What if I had 10 different geometric_figures types inside my union ?
This feels very heavy.
Do you have a more elegant solution ?
Let's say I want to write a function that acts differently according to the type of geometric_figure it contains. Will I have to do it like this ?
It sounds like an awareness of other languages' support for runtime polymorphic function dispatch may be part of the context for your question. If so, then it's important to recognize that what you're dispatching on here is not the type of any object, as you typically would in (say) C++ or Java, but rather the value of an integer.
If you want to follow different control paths for different runtime values of an integer, then there is no alternative to writing a flow-control statement -- generally an if
/ else if
/ else
or a switch
-- that directs control appropriately.*
Now, if you were dispatching on type then C does offer type-generic expressions. For the most part, these make sense to use only inside a macro:
#define VOLUME(x) _Generic((x), \
t_sphere: 4 * PI * (x).r * (x).r * (x).r / 3, \
t_cylinder: PI * (x).r * (x).r * (x).h, \
t_cube: (x).edge * (x).edge * (x).edge \
)
In contexts other than a macro, you know the type involved already, so a type-generic expression gains you nothing worth having.
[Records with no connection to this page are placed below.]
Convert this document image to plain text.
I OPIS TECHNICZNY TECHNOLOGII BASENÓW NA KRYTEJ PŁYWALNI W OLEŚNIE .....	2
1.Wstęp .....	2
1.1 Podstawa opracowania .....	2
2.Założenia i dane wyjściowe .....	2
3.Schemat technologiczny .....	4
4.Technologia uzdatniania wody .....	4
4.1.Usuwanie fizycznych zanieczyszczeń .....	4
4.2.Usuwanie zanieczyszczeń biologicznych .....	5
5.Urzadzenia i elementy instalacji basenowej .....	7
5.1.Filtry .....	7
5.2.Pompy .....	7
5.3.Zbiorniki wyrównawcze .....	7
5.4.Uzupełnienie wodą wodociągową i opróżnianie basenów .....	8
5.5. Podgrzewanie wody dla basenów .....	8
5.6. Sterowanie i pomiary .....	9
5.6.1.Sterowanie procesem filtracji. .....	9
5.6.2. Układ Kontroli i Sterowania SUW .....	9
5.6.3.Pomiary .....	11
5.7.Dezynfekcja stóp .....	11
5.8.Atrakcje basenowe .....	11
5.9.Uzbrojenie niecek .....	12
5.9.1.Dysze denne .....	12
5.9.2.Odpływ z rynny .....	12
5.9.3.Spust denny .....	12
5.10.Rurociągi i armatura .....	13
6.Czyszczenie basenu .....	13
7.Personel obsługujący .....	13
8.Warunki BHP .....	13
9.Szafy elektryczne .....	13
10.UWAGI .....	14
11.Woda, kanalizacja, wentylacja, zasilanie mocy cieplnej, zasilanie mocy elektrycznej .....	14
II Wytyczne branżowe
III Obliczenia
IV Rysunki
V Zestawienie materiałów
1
Depending on how much macro magic you want to apply, there are ways avoid writing out long if
/ else if
/ else
statements or long switch
statements by hand. Type-generic macros would likely play a role in something like that. But such a course of action is difficult to implement well. You're more likely to end up with a confusing maintenance nightmare of complex macro stacks than with something that would compare favorably to manually-written switch
statements.
*Or maybe a complex expression with nested use of the ternary operator could be taken as fullfilling that need, but using such an expression is not realistic if it needs to be written and maintained by hand.